Waitress is part of Broadway in Detroit series, and is playing at The Music Hall for Performing Arts through March 20. This week’s show picks up where the touring show left off two years ago when the run got interrupted by Covid-19.

Based on the 2007 film of the same name, Waitress centers on Jenna, a waitress and exceptional pie baker in a small town diner whose marriage to an abusive husband is complicated when she becomes pregnant from an admitted drunken night at home.

Conceiving new ideas for pies, as her Mother did, is her solace and escape from her reality. She complicates her life a bit more when she sparks an affair with her married OB/GYN who has only been in town for a month.

Jenna is a terrific part for rising musical theatre actresses, with a strong story that is centered on the character facing multiple obstacles and complications, and some excellent songs, especially the pen-ultimate number, “Everything Changes.” Jisel Soleil Ayon more than does justice to the character as the rooting for her by the audience is palpable.

One of the strengths of Waitress is the comedy and delight of the secondary stories and supporting characters.

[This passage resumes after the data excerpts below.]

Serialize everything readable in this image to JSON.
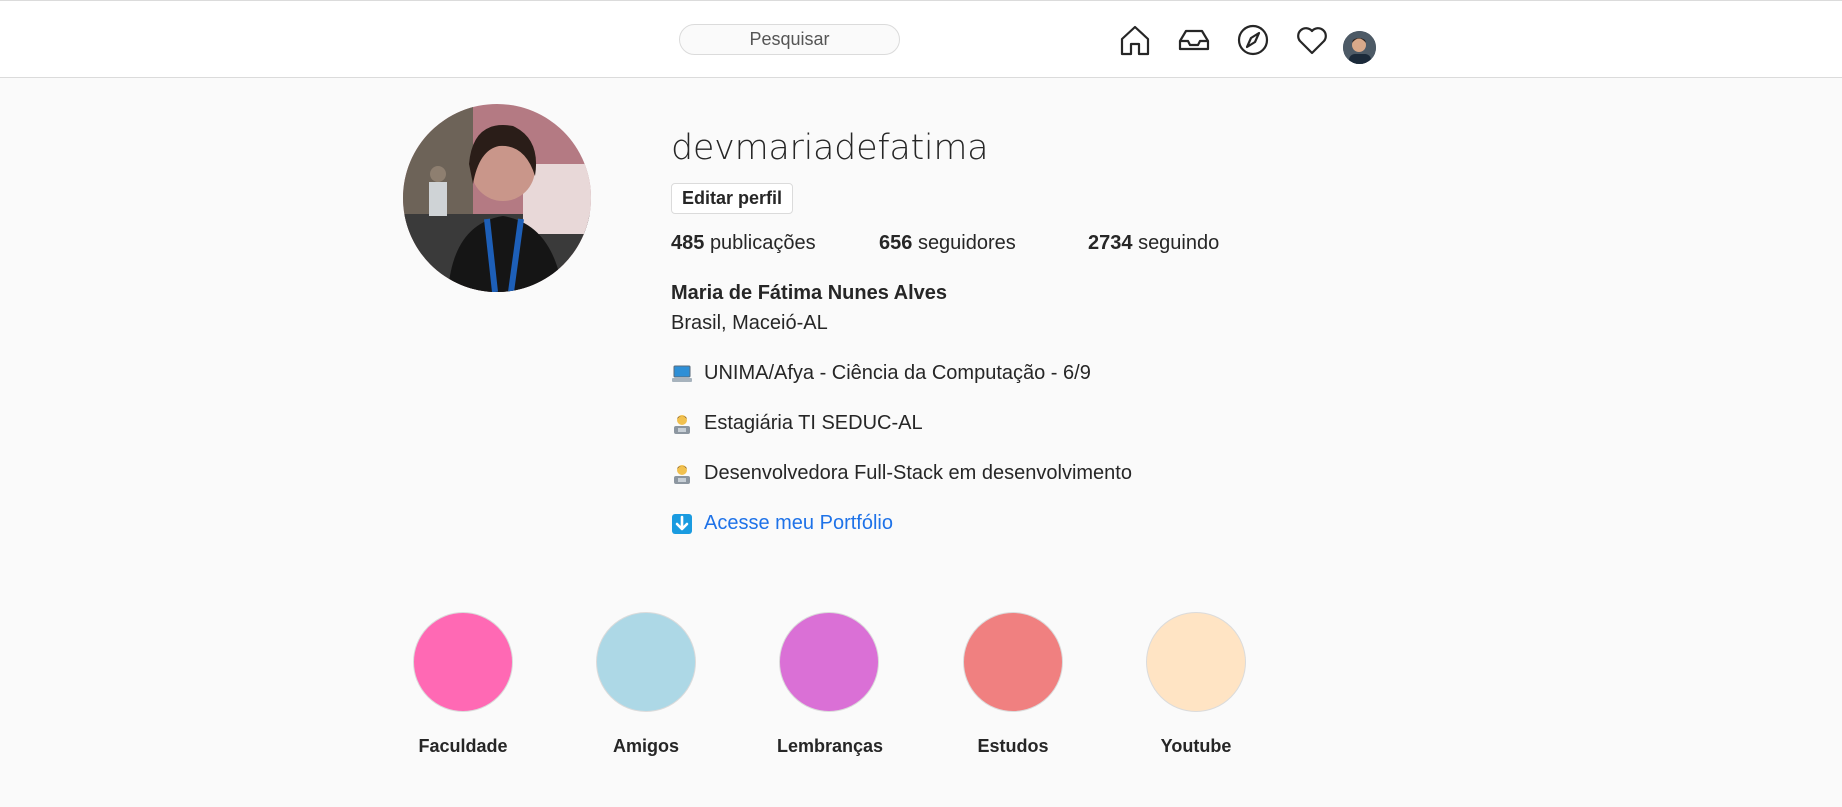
{
  "header": {
    "search_placeholder": "Pesquisar",
    "icons": [
      "home-icon",
      "inbox-icon",
      "explore-icon",
      "activity-heart-icon",
      "profile-avatar"
    ]
  },
  "profile": {
    "username": "devmariadefatima",
    "edit_label": "Editar perfil",
    "stats": {
      "posts_count": "485",
      "posts_label": "publicações",
      "followers_count": "656",
      "followers_label": "seguidores",
      "following_count": "2734",
      "following_label": "seguindo"
    },
    "full_name": "Maria de Fátima Nunes Alves",
    "location": "Brasil, Maceió-AL",
    "bio": [
      {
        "icon": "laptop-icon",
        "text": "UNIMA/Afya - Ciência da Computação - 6/9"
      },
      {
        "icon": "technologist-icon",
        "text": "Estagiária TI SEDUC-AL"
      },
      {
        "icon": "technologist-icon",
        "text": "Desenvolvedora Full-Stack em desenvolvimento"
      },
      {
        "icon": "down-arrow-icon",
        "text": "Acesse meu Portfólio"
      }
    ]
  },
  "highlights": [
    {
      "label": "Faculdade",
      "color": "#ff69b4"
    },
    {
      "label": "Amigos",
      "color": "#add8e6"
    },
    {
      "label": "Lembranças",
      "color": "#da70d6"
    },
    {
      "label": "Estudos",
      "color": "#f08080"
    },
    {
      "label": "Youtube",
      "color": "#ffe4c4"
    }
  ]
}
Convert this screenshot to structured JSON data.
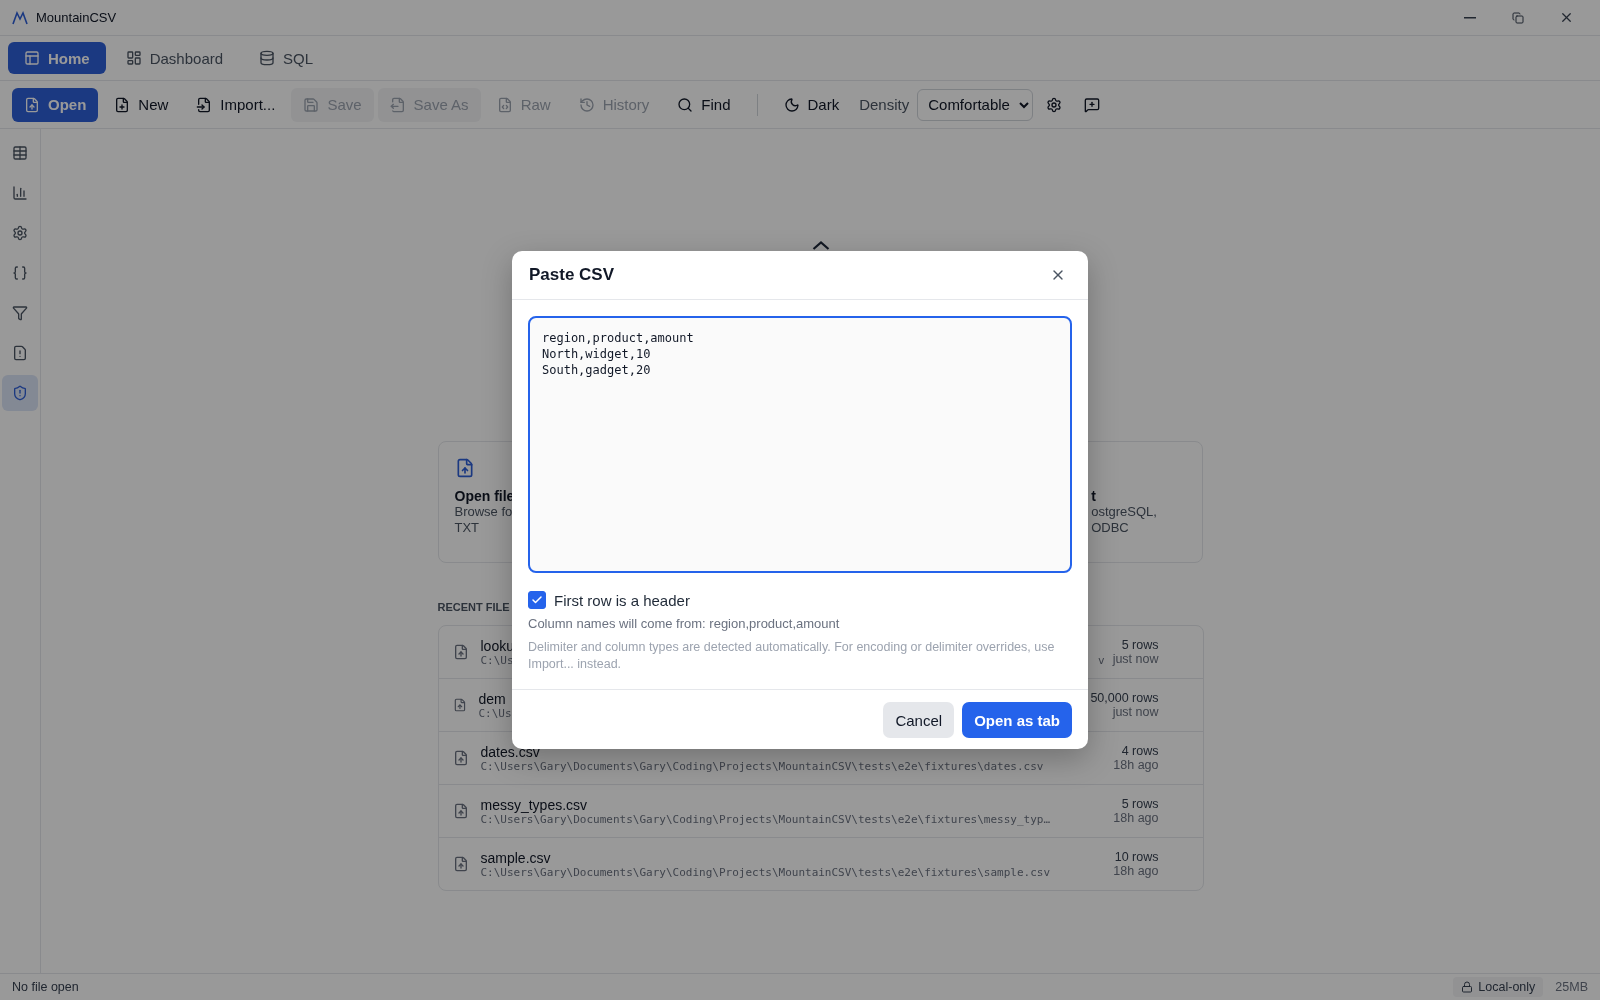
{
  "window": {
    "title": "MountainCSV"
  },
  "tabs": [
    {
      "label": "Home",
      "selected": true
    },
    {
      "label": "Dashboard",
      "selected": false
    },
    {
      "label": "SQL",
      "selected": false
    }
  ],
  "toolbar": [
    {
      "kind": "button",
      "label": "Open",
      "disabled": false
    },
    {
      "kind": "button",
      "label": "New",
      "disabled": false
    },
    {
      "kind": "button",
      "label": "Import...",
      "disabled": false
    },
    {
      "kind": "button",
      "label": "Save",
      "disabled": true
    },
    {
      "kind": "button",
      "label": "Save As",
      "disabled": true
    },
    {
      "kind": "button",
      "label": "Raw",
      "disabled": true
    },
    {
      "kind": "button",
      "label": "History",
      "disabled": true
    },
    {
      "kind": "button",
      "label": "Find",
      "disabled": false
    },
    {
      "kind": "divider"
    },
    {
      "kind": "button",
      "label": "Dark",
      "disabled": false
    },
    {
      "kind": "label",
      "label": "Density"
    },
    {
      "kind": "select",
      "value": "Comfortable"
    },
    {
      "kind": "icon"
    },
    {
      "kind": "icon"
    }
  ],
  "sidebar": [
    {
      "selected": false
    },
    {
      "selected": false
    },
    {
      "selected": false
    },
    {
      "selected": false
    },
    {
      "selected": false
    },
    {
      "selected": false
    },
    {
      "selected": true
    }
  ],
  "cards": [
    {
      "title": "Open file",
      "lines": [
        "Browse fo",
        "TXT"
      ]
    },
    {
      "title": "t",
      "lines": [
        "ostgreSQL,",
        "ODBC"
      ]
    }
  ],
  "recent": {
    "heading": "RECENT FILE",
    "rows": [
      {
        "name": "looku",
        "path": "C:\\Us",
        "path_tail": "v",
        "rows": "5 rows",
        "when": "just now"
      },
      {
        "name": "dem",
        "path": "C:\\Us",
        "rows": "50,000 rows",
        "when": "just now"
      },
      {
        "name": "dates.csv",
        "path": "C:\\Users\\Gary\\Documents\\Gary\\Coding\\Projects\\MountainCSV\\tests\\e2e\\fixtures\\dates.csv",
        "rows": "4 rows",
        "when": "18h ago"
      },
      {
        "name": "messy_types.csv",
        "path": "C:\\Users\\Gary\\Documents\\Gary\\Coding\\Projects\\MountainCSV\\tests\\e2e\\fixtures\\messy_typ…",
        "rows": "5 rows",
        "when": "18h ago"
      },
      {
        "name": "sample.csv",
        "path": "C:\\Users\\Gary\\Documents\\Gary\\Coding\\Projects\\MountainCSV\\tests\\e2e\\fixtures\\sample.csv",
        "rows": "10 rows",
        "when": "18h ago"
      }
    ]
  },
  "status_bar": {
    "left": "No file open",
    "badge": "Local-only",
    "memory": "25MB"
  },
  "dialog": {
    "title": "Paste CSV",
    "value": "region,product,amount\nNorth,widget,10\nSouth,gadget,20",
    "checkbox": {
      "label": "First row is a header",
      "checked": true
    },
    "hint": "Column names will come from: region,product,amount",
    "note": "Delimiter and column types are detected automatically. For encoding or delimiter overrides, use Import... instead.",
    "buttons": [
      "Cancel",
      "Open as tab"
    ]
  }
}
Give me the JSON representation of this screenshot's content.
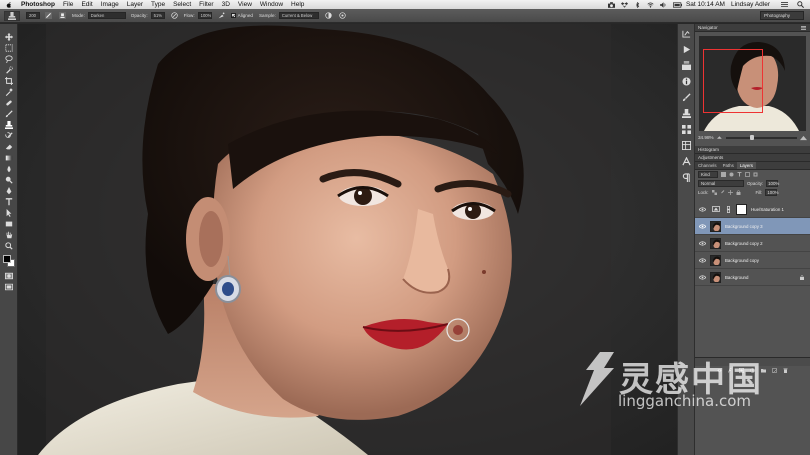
{
  "menubar": {
    "app_name": "Photoshop",
    "items": [
      "File",
      "Edit",
      "Image",
      "Layer",
      "Type",
      "Select",
      "Filter",
      "3D",
      "View",
      "Window",
      "Help"
    ],
    "clock": "Sat 10:14 AM",
    "user": "Lindsay Adler"
  },
  "options_bar": {
    "brush_size": "200",
    "mode_label": "Mode:",
    "mode_value": "Darken",
    "opacity_label": "Opacity:",
    "opacity_value": "51%",
    "flow_label": "Flow:",
    "flow_value": "100%",
    "aligned_label": "Aligned",
    "sample_label": "Sample:",
    "sample_value": "Current & Below",
    "workspace": "Photography"
  },
  "panels": {
    "navigator_title": "Navigator",
    "zoom_value": "34.98%",
    "histogram_title": "Histogram",
    "adjustments_title": "Adjustments",
    "tabs": [
      "Channels",
      "Paths",
      "Layers"
    ],
    "active_tab": "Layers",
    "kind_label": "Kind",
    "blend_mode": "Normal",
    "opacity_label": "Opacity:",
    "opacity_value": "100%",
    "lock_label": "Lock:",
    "fill_label": "Fill:",
    "fill_value": "100%",
    "layers": [
      {
        "name": "Hue/Saturation 1",
        "type": "adjustment",
        "selected": false
      },
      {
        "name": "Background copy 3",
        "type": "pixel",
        "selected": true
      },
      {
        "name": "Background copy 2",
        "type": "pixel",
        "selected": false
      },
      {
        "name": "Background copy",
        "type": "pixel",
        "selected": false
      },
      {
        "name": "Background",
        "type": "pixel",
        "selected": false,
        "locked": true
      }
    ]
  },
  "watermark": {
    "chinese": "灵感中国",
    "url": "lingganchina.com"
  },
  "colors": {
    "selected_layer": "#8097b8",
    "panel_bg": "#535353",
    "canvas_bg": "#2b2b2b",
    "navigator_frame": "#ee3333"
  }
}
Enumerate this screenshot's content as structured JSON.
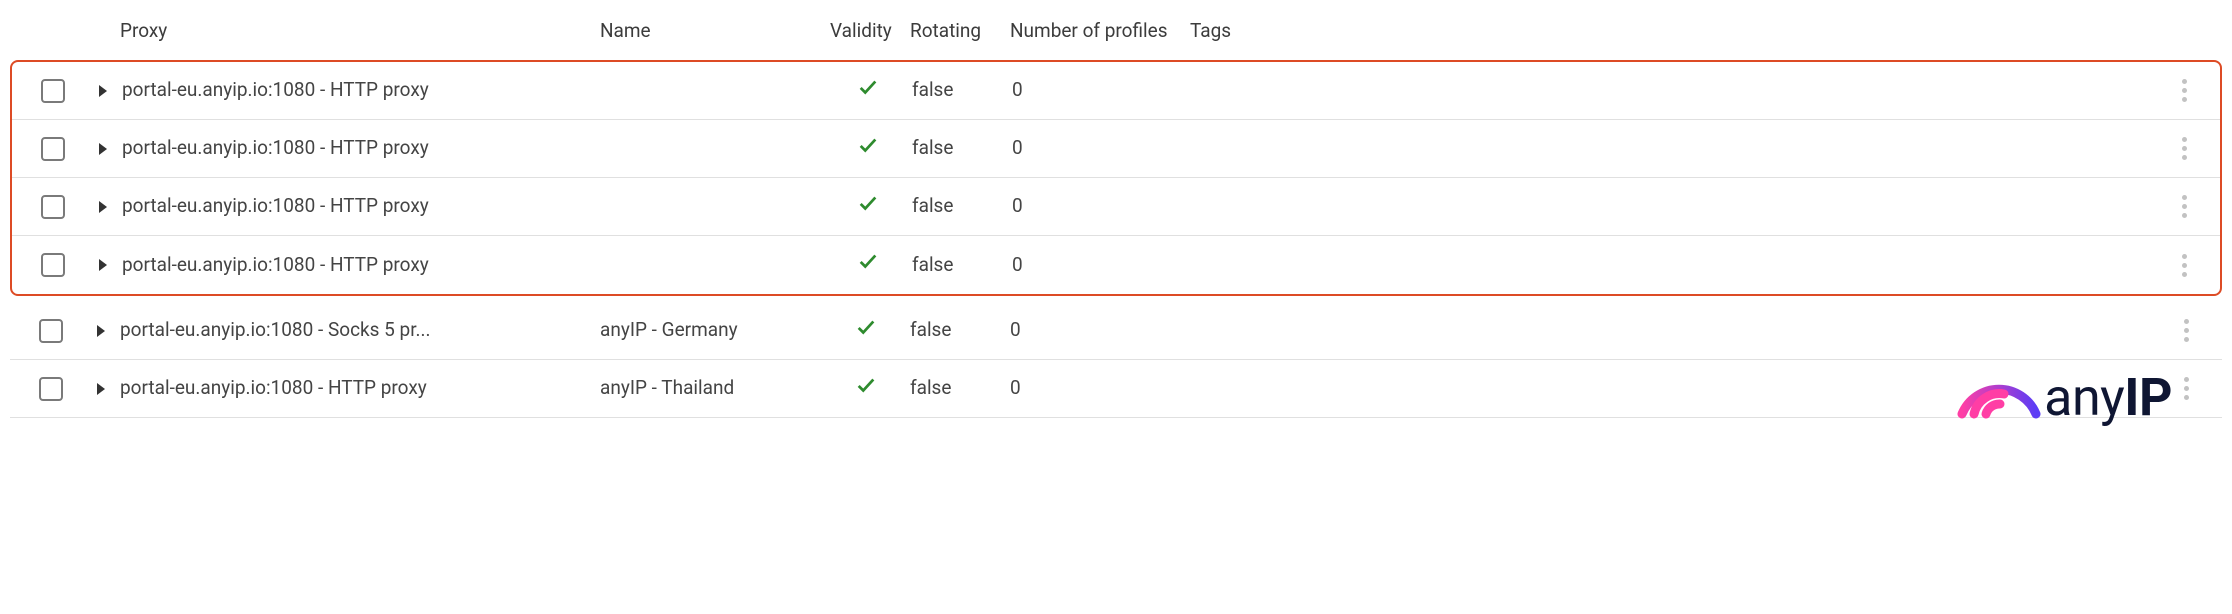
{
  "headers": {
    "proxy": "Proxy",
    "name": "Name",
    "validity": "Validity",
    "rotating": "Rotating",
    "profiles": "Number of profiles",
    "tags": "Tags"
  },
  "rows": [
    {
      "proxy": "portal-eu.anyip.io:1080 - HTTP proxy",
      "name": "",
      "valid": true,
      "rotating": "false",
      "profiles": "0",
      "tags": "",
      "highlighted": true
    },
    {
      "proxy": "portal-eu.anyip.io:1080 - HTTP proxy",
      "name": "",
      "valid": true,
      "rotating": "false",
      "profiles": "0",
      "tags": "",
      "highlighted": true
    },
    {
      "proxy": "portal-eu.anyip.io:1080 - HTTP proxy",
      "name": "",
      "valid": true,
      "rotating": "false",
      "profiles": "0",
      "tags": "",
      "highlighted": true
    },
    {
      "proxy": "portal-eu.anyip.io:1080 - HTTP proxy",
      "name": "",
      "valid": true,
      "rotating": "false",
      "profiles": "0",
      "tags": "",
      "highlighted": true
    },
    {
      "proxy": "portal-eu.anyip.io:1080 - Socks 5 pr...",
      "name": "anyIP - Germany",
      "valid": true,
      "rotating": "false",
      "profiles": "0",
      "tags": "",
      "highlighted": false
    },
    {
      "proxy": "portal-eu.anyip.io:1080 - HTTP proxy",
      "name": "anyIP - Thailand",
      "valid": true,
      "rotating": "false",
      "profiles": "0",
      "tags": "",
      "highlighted": false
    }
  ],
  "brand": {
    "prefix": "any",
    "suffix": "IP"
  },
  "highlight_color": "#dd4b25",
  "valid_color": "#2e8b2e"
}
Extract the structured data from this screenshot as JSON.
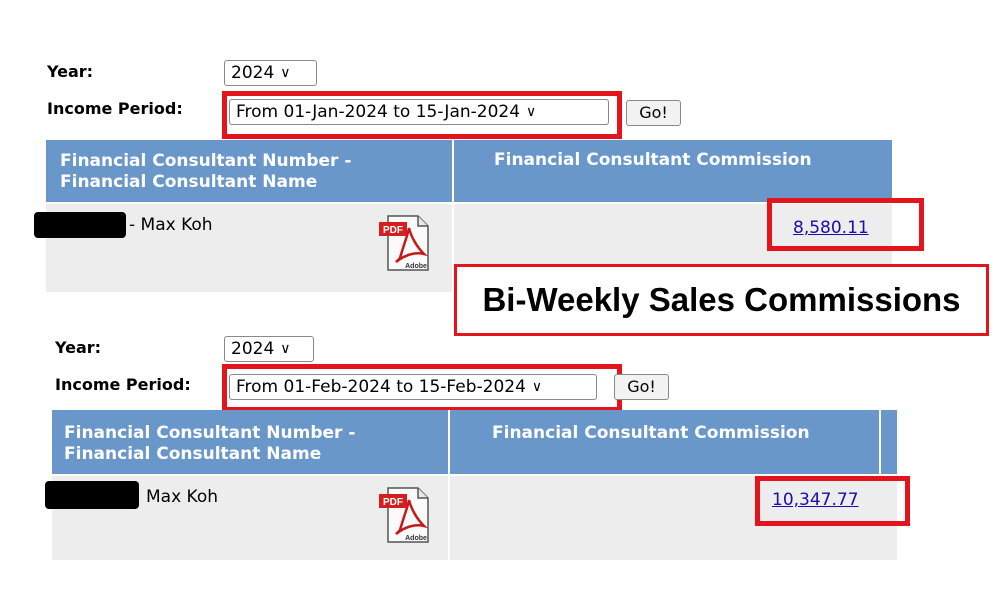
{
  "panels": [
    {
      "year_label": "Year:",
      "year_value": "2024",
      "period_label": "Income Period:",
      "period_value": "From 01-Jan-2024 to 15-Jan-2024",
      "go_label": "Go!",
      "col1_header_line1": "Financial Consultant Number -",
      "col1_header_line2": "Financial Consultant Name",
      "col2_header": "Financial Consultant Commission",
      "consultant_name": "- Max Koh",
      "commission": "8,580.11"
    },
    {
      "year_label": "Year:",
      "year_value": "2024",
      "period_label": "Income Period:",
      "period_value": "From 01-Feb-2024 to 15-Feb-2024",
      "go_label": "Go!",
      "col1_header_line1": "Financial Consultant Number -",
      "col1_header_line2": "Financial Consultant Name",
      "col2_header": "Financial Consultant Commission",
      "consultant_name": "Max Koh",
      "commission": "10,347.77"
    }
  ],
  "caption": "Bi-Weekly Sales Commissions",
  "pdf_icon_label": "PDF",
  "pdf_icon_brand": "Adobe",
  "colors": {
    "header_bg": "#6a97c9",
    "row_bg": "#ededed",
    "highlight_red": "#e3141b",
    "link": "#1a0dab"
  }
}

Jenna’s diner colleagues are funny and every audience roots for them to be happy and to find love. Dawn (Gabriella Marzetta) is the relentlessly geeky diamond-in-the-rough who loves the History Channel and regularly plays Betsy Ross in Revolutionary War re-enactments. Through a dating app, she meets Ogie (Brian Lundy), also a relentlessly geeky Revolutionary re-enactor who breaks into spontaneous bad poetry. And the writers give Ogie a very funny crowd-pleaser tune, “Never Ever Getting Rid of Me.” Fellow Waitress Becky (Dominique Kent) is a sassy, randy gal as saucy as the biscuits and gravy on the menu, who comically laments having a disabled husband at home who needs a lot of looking after. Even Diner cook and boss Joe is lovable as he puts on a gruff exterior, but is clearly a mush-hearted bloke who enjoys the daytime company of his three waitresses who wrap him around their fingers. Earl, Jenna’s dirtbag abusive husband who is hated by every audience with whom I have seen this show is ably played by Shawn W. Smith.

One of the plot questions in this show is just how kosher is it for a married OB-GYN to have an affair with a married pregnant patient. Over the years, as I have asked this question about this show, a clear majority of women have told me that they have no issue with it because all the choices in this sub-plot are Jenna’s. The writers try to square the question by having Dr. Pommater (David Socolar) express a lot of remorse and hesitation both in spoken word and song.

Again, the writing of the Waitress book is strong as it wraps up the sub-plots by the end of the show smartly and to the general delight of audiences.

While some of the themes of Waitress are clearly not for young kids, parents can make decisions as to whether their kids are mature enough for the content as well as a conversation about domestic violence, an affair with one’s OB-GYN, and a scene in which two cast members are appearing to have sex on stage.

All in all, though, this production of Waitress is excellent and is a great reason to get back to the theatre. Editor’s note: Broadway in Detroit productions are checking vaccine cards at the door and require masking while inside the threatre.